I am really impressed. I wish I knew how to cut wood and build things. There's a lot that needs done around here.


----------



## PonderosaQ (Jan 12, 2004)

Wow, a gorgeous sewing building. I'd say congratulations but the drool is dripping out of my mouth, LOL! Your steps look great.. Do enjoy and send progress pictures too.


----------



## Ruby (May 10, 2002)

Thanks I will send updates. I'm just so excited and can't wait to get it fixed up. We have some paneling that was left over from another project. I don't like paneling but it's something we already have and money is tight. There isn't enough for all of it but maybe at least a couple walls.

The tiles are also free. My DIL works laying comercial tiles. This is some that was left over from various jobs so the colors arn't the same. I have 3 boxes of white, 1 box of grey and 1 box of black. But I still need 15 tiles having enough to cover the floor. Right now it's just painted plywood.

I found some windows for 25.00 each. Oh and when I picked up the table today the lady gave me a HUGE roll of batting.


----------



## Country Lady (Oct 2, 2003)

Thanks for sharing your pictures. This is a dream all of us have. You're one lucky girl! You did a good job with the steps too. I look forward to seeing update pictures as you make progress fixing it up.


----------



## Tinker (Apr 5, 2004)

Ruby, it is looking great--wonderful job on the steps. Bet you can't wait to get it all set up so you can use it, but it is wonderful you are recycling your tile & paneling. Hope it all comes together for you soon, and keep us posted with pics & updates.


----------



## Dandish (Feb 8, 2007)

That is so awesome. Great job on the steps too. Use those different colored tiles creative, I know you can! Design a "floor quilt" -


----------



## Chixarecute (Nov 19, 2004)

You could cut the paneling down, use it like wainscoting and paint it, (put drywall on underneath.) Then a piece of painted trim for a chair rail at the top of the paneling.


----------



## Ruby (May 10, 2002)

Chixarecute said:


> You could cut the paneling down, use it like wainscoting and paint it, (put drywall on underneath.) Then a piece of painted trim for a chair rail at the top of the paneling.

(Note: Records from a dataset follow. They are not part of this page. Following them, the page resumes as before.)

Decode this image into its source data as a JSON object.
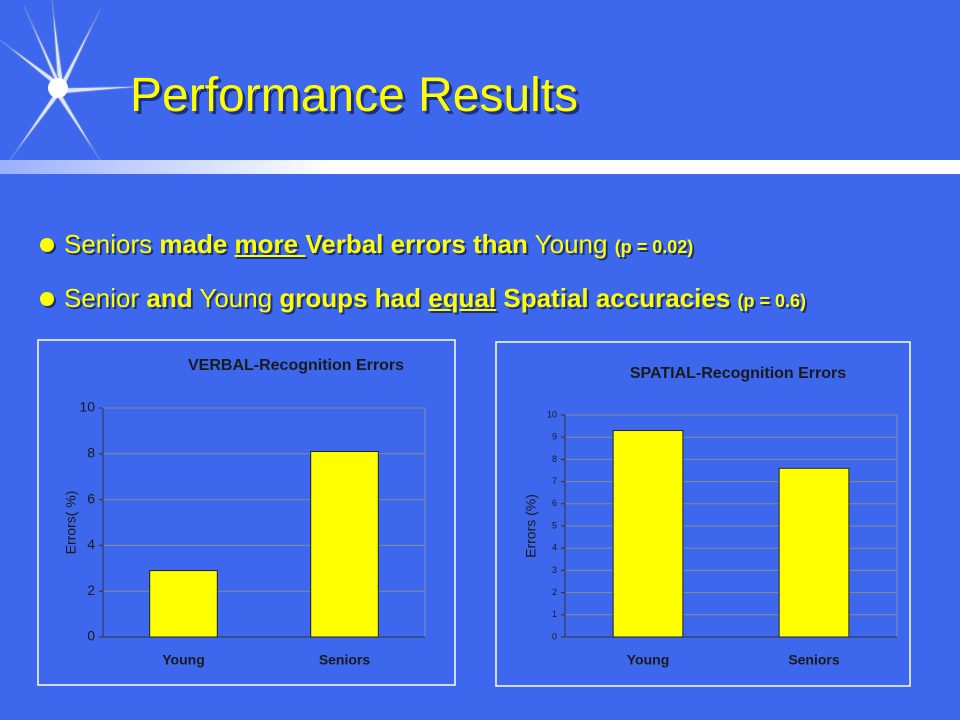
{
  "title": "Performance Results",
  "bullets": [
    [
      "Seniors",
      "made",
      "more ",
      "Verbal errors than",
      "Young",
      "(p = 0.02)"
    ],
    [
      "Senior",
      "and",
      "Young",
      "groups had",
      "equal",
      "Spatial accuracies",
      "(p = 0.6)"
    ]
  ],
  "chart_data": [
    {
      "type": "bar",
      "title": "VERBAL-Recognition Errors",
      "y_label": "Errors( %)",
      "categories": [
        "Young",
        "Seniors"
      ],
      "values": [
        2.9,
        8.1
      ],
      "color": "#ffff00",
      "ylim": [
        0,
        10
      ],
      "yticks": [
        0,
        2,
        4,
        6,
        8,
        10
      ],
      "grid": true
    },
    {
      "type": "bar",
      "title": "SPATIAL-Recognition Errors",
      "y_label": "Errors (%)",
      "categories": [
        "Young",
        "Seniors"
      ],
      "values": [
        9.3,
        7.6
      ],
      "color": "#ffff00",
      "ylim": [
        0,
        10
      ],
      "yticks": [
        0,
        1,
        2,
        3,
        4,
        5,
        6,
        7,
        8,
        9,
        10
      ],
      "grid": true
    }
  ]
}
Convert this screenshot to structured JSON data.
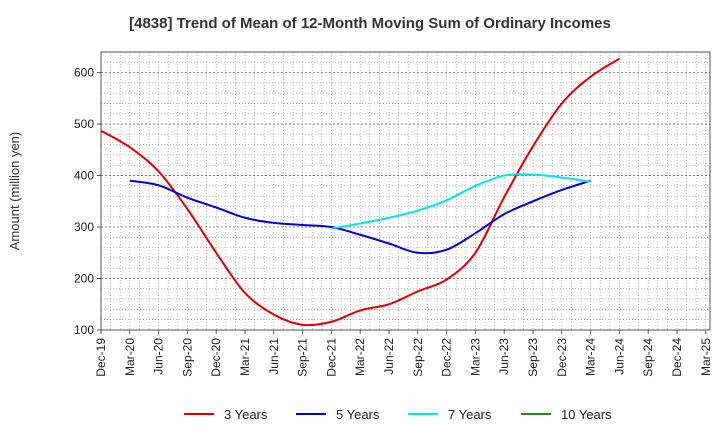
{
  "chart_data": {
    "type": "line",
    "title": "[4838]  Trend of Mean of 12-Month Moving Sum of Ordinary Incomes",
    "xlabel": "",
    "ylabel": "Amount (million yen)",
    "ylim": [
      100,
      640
    ],
    "yticks": [
      100,
      200,
      300,
      400,
      500,
      600
    ],
    "x_categories": [
      "Dec-19",
      "Mar-20",
      "Jun-20",
      "Sep-20",
      "Dec-20",
      "Mar-21",
      "Jun-21",
      "Sep-21",
      "Dec-21",
      "Mar-22",
      "Jun-22",
      "Sep-22",
      "Dec-22",
      "Mar-23",
      "Jun-23",
      "Sep-23",
      "Dec-23",
      "Mar-24",
      "Jun-24",
      "Sep-24",
      "Dec-24",
      "Mar-25"
    ],
    "grid": true,
    "legend_position": "bottom",
    "series": [
      {
        "name": "3 Years",
        "color": "#dd0000",
        "values": [
          487,
          455,
          408,
          335,
          250,
          172,
          130,
          110,
          116,
          138,
          150,
          175,
          198,
          250,
          358,
          457,
          540,
          592,
          627
        ]
      },
      {
        "name": "5 Years",
        "color": "#0000cc",
        "values": [
          null,
          390,
          381,
          357,
          338,
          318,
          308,
          304,
          300,
          285,
          268,
          250,
          256,
          288,
          325,
          350,
          372,
          390
        ]
      },
      {
        "name": "7 Years",
        "color": "#00e5ee",
        "values": [
          null,
          null,
          null,
          null,
          null,
          null,
          null,
          null,
          297,
          307,
          318,
          332,
          352,
          380,
          400,
          402,
          396,
          388
        ]
      },
      {
        "name": "10 Years",
        "color": "#228b22",
        "values": []
      }
    ]
  }
}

That's a thought, I think I would have enough if I did it that way.


----------



## CJ (May 10, 2002)

I'm in love with your slipcovers, those are so ME!


----------



## Ruby (May 10, 2002)

Thanks CJ, they were for a couple customers.


----------



## cc (Jun 4, 2006)

Ruby you are moving along so nicely on your building, I've had mine for awhile now but since DH is sick I don't get to do much work on it and don't have anyone to help me out so it will just have to wait.


----------



## Ruby (May 10, 2002)

cc, the building came with the shelves and insulation already in it. All I've done so far is make the steps.


----------